Hospitals across the country are facing facemask shortages because of COVID-19 and individuals and groups on the Palouse are pulling out their sewing equipment to help mend the problem locally.

Masks can be sewn and donated to Gritman Medical Center in Moscow and Pullman Regional Hospital.

N95 masks help protect healthcare workers from viruses like the coronavirus.

The donated cloth masks Gritman is accepting do not replace N95 masks, said Peter Mundt, Gritman director of community relations and marketing. Instead, they are used as covers for Gritman’s N95 masks to extend the life of the masks.

“That personal protective equipment is in critical shortage across the country,” Mundt said. “It’s the same for every hospital, so we’re working very innovatively and quickly to see how we can extend the possible useful life of any type of equipment that we have, and this is one way that that can happen.”

Megan Guido, PRH chief marketing and community relations officer, also said via email the community-made masks do not replace N95 masks or manufactured surgical masks but will be used as a backup if and when the hospital’s supply does not meet its need.

“We have orders in for more personal protective equipment, like the surgical masks, but manufacturers are short on supply,” Guido wrote. “The hand sewn masks would be used to supplement our current surgical masks. Additionally, they can be used for staff who are at low risk for any exposure or patients who come in with a cough. They are not necessarily up to N95 or surgical mask standards but will be helpful.”

Each hospital is asking those interested in sewing masks to follow design specifications outlined on their websites.

“We want to make sure we’re telling people to create masks that are going to be useful and are protective of our staff,” Guido said.

PRH posted a video Tuesday to its website on how to sew the masks. Within an hour, about 140 people viewed the video, Guido said.

Leslie Sprouse, president of Palouse Patchers in Moscow, said members of the quilting group are making masks for Gritman and other agencies in need.

She said the group does not have a goal for how many masks it wants to make. One member said she made about 20 and planned to drop them off at Gritman, Sprouse said.

“This is just to preempt that last-minute panic,” Sprouse said.

Sue Scott, a member of Palouse Patchers, said she is making masks because she has plenty of fabric and it gives her something to focus on while everyone is encouraged to stay home.

“It’s a give back to the community,” she said.

Sue Clark, Relief Society president of the Palouse River Ward in Moscow, said via email the women’s organization of the Church of Jesus Christ of Latter-day Saints is also pitching in to make masks.

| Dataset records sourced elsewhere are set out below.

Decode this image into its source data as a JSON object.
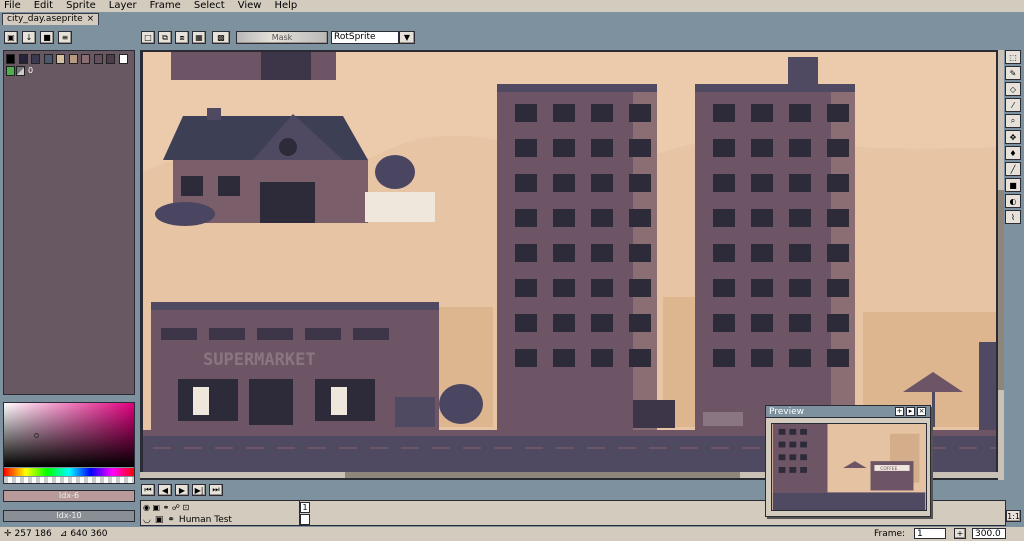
{
  "menu": [
    "File",
    "Edit",
    "Sprite",
    "Layer",
    "Frame",
    "Select",
    "View",
    "Help"
  ],
  "tab": {
    "title": "city_day.aseprite",
    "close": "×"
  },
  "toolbar": {
    "mask_label": "Mask",
    "rotation_algorithm": "RotSprite"
  },
  "palette": {
    "colors": [
      "#000000",
      "#26243a",
      "#3b3a53",
      "#4b5870",
      "#d7bfa2",
      "#b89a80",
      "#8a6e74",
      "#67505e",
      "#4e3b4c",
      "#ffffff",
      "#86242b",
      "#4caf50"
    ],
    "index_label": "0"
  },
  "color_bars": {
    "fg_label": "Idx-6",
    "bg_label": "Idx-10",
    "fg_color": "#b89a9a",
    "bg_color": "#8a8f95"
  },
  "scene": {
    "supermarket_sign": "SUPERMARKET",
    "coffee_sign": "COFFEE"
  },
  "preview": {
    "title": "Preview"
  },
  "layers": [
    {
      "name": "Human Test"
    }
  ],
  "frames": {
    "current_frame": "1",
    "frame_label": "Frame:",
    "frame_value": "1",
    "zoom_value": "300.0"
  },
  "status": {
    "cursor": "257 186",
    "size": "640 360"
  },
  "zoom_button": "1:1"
}
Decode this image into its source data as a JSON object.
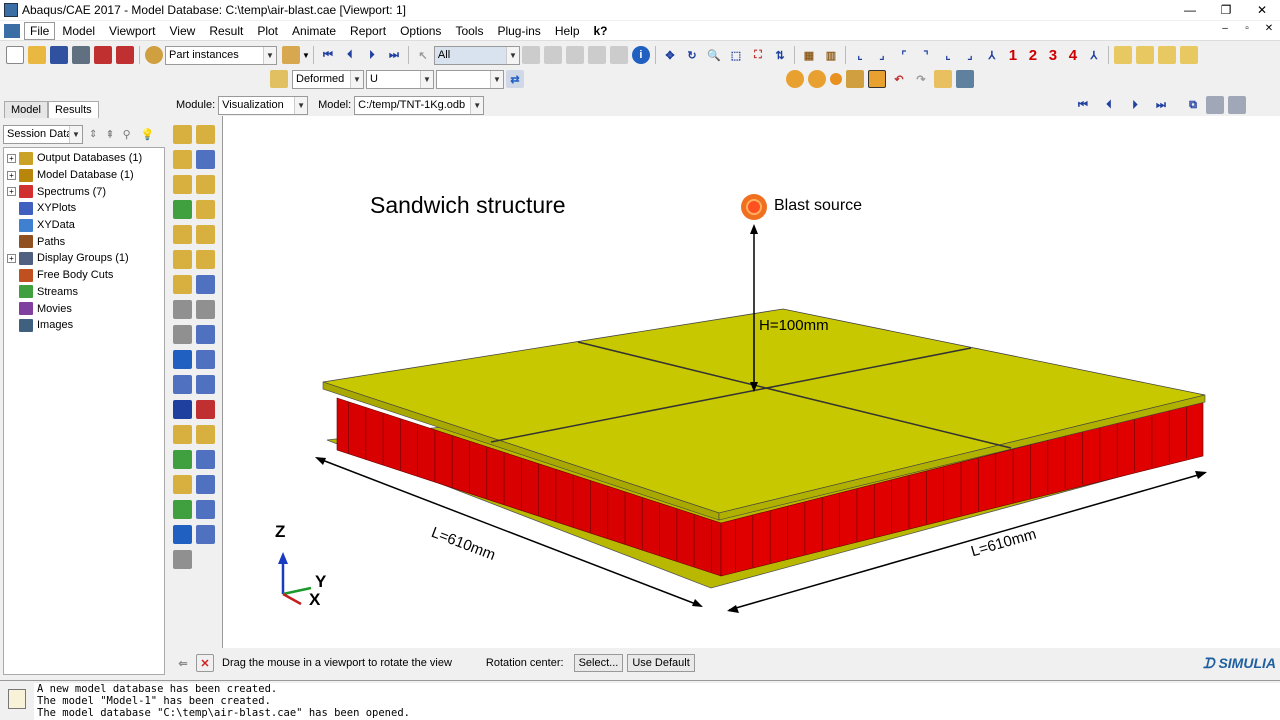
{
  "window": {
    "title": "Abaqus/CAE 2017 - Model Database: C:\\temp\\air-blast.cae [Viewport: 1]",
    "minimize": "—",
    "restore": "❐",
    "close": "✕"
  },
  "menubar": {
    "items": [
      "File",
      "Model",
      "Viewport",
      "View",
      "Result",
      "Plot",
      "Animate",
      "Report",
      "Options",
      "Tools",
      "Plug-ins",
      "Help",
      "k?"
    ],
    "mdi": [
      "–",
      "▫",
      "✕"
    ]
  },
  "toolbar": {
    "part_combo": "Part instances",
    "select_combo": "All",
    "deformed_combo": "Deformed",
    "variable_combo": "U",
    "component_combo": "",
    "stage_combo": "",
    "numbers": [
      "1",
      "2",
      "3",
      "4"
    ]
  },
  "modulebar": {
    "module_label": "Module:",
    "module_value": "Visualization",
    "model_label": "Model:",
    "model_value": "C:/temp/TNT-1Kg.odb"
  },
  "leftpanel": {
    "tabs": [
      "Model",
      "Results"
    ],
    "session_combo": "Session Data",
    "tree": [
      {
        "label": "Output Databases (1)",
        "expandable": true,
        "color": "#c9a227"
      },
      {
        "label": "Model Database (1)",
        "expandable": true,
        "color": "#b8860b"
      },
      {
        "label": "Spectrums (7)",
        "expandable": true,
        "color": "#d03030"
      },
      {
        "label": "XYPlots",
        "expandable": false,
        "color": "#4060c0"
      },
      {
        "label": "XYData",
        "expandable": false,
        "color": "#4080d0"
      },
      {
        "label": "Paths",
        "expandable": false,
        "color": "#905020"
      },
      {
        "label": "Display Groups (1)",
        "expandable": true,
        "color": "#506080"
      },
      {
        "label": "Free Body Cuts",
        "expandable": false,
        "color": "#c05020"
      },
      {
        "label": "Streams",
        "expandable": false,
        "color": "#40a040"
      },
      {
        "label": "Movies",
        "expandable": false,
        "color": "#8040a0"
      },
      {
        "label": "Images",
        "expandable": false,
        "color": "#406080"
      }
    ]
  },
  "viewport": {
    "title_annotation": "Sandwich structure",
    "blast_label": "Blast source",
    "height_label": "H=100mm",
    "length_left": "L=610mm",
    "length_right": "L=610mm",
    "axis_z": "Z",
    "axis_y": "Y",
    "axis_x": "X",
    "colors": {
      "face": "#c8c800",
      "core": "#e00000",
      "blast": "#f07020"
    }
  },
  "promptbar": {
    "prompt": "Drag the mouse in a viewport to rotate the view",
    "rotation_label": "Rotation center:",
    "select_button": "Select...",
    "default_button": "Use Default",
    "brand": "SIMULIA"
  },
  "messages": [
    "A new model database has been created.",
    "The model \"Model-1\" has been created.",
    "The model database \"C:\\temp\\air-blast.cae\" has been opened."
  ]
}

“We are enthusiastic about this project because we care deeply about helping the helpers,” Clark wrote. “These health care workers are our friends and neighbors and they may be helping us in case of serious illness.”

To make masks for Gritman, visit gritman.org, click on “COVID-19” at the top of the page, click on “Gritman’s emergency response updates” and then hit “Community ‘sews’ seeds of love for frontline health care workers” for directions and a video on how to make the masks.

Contact Kim Malm, Gritman volunteer services coordinator, at kim.malm@gritman.org or (208) 883-5520 to coordinate production and delivery.

For PRH, visit pullmanregional.org, click on “COVID-19 FUND” for instructions and a video to learn how to make the masks.

Individuals can pick up a black bag of surgical sterile wrap to help create the masks in the vestibule at the front entrance of PRH, according to the hospital’s website. Each bag contains enough wrap for 28 masks if cut using the hospital’s directions. If making fewer than 28 masks, the remaining material can be returned to the hospital.

Guido said the wrap is key because it serves as a cover over the regular mask, keeping away droplets from sneezes and coughs.

Gritman is also accepting donated N95 and manufactured surgical masks and medical gloves. Mundt said donors can call the hospital’s main line at (208) 882-4511 to let it know they would like to donate.

PRH is accepting N95 and manufactured surgical masks, as well.

Pullman Fire Department Chief Mike Heston said his department has “comfortable levels” of N95 and surgical masks but that will change if firefighters and paramedics respond to an uptick in calls.

He said the masks the public is making for the hospitals are not ones his department would use. Heston said filters for his staff’s breathing apparatuses are expected to arrive at some point and will serve as backups to the N95 masks.

Heston also noted that the department has been receiving donated food from the public, but he said he discourages the donations because of the COVID-19 exposure risk and that the firefighters do not need food. He encouraged residents to donate food to those in need, such as people who are unable to work during the pandemic.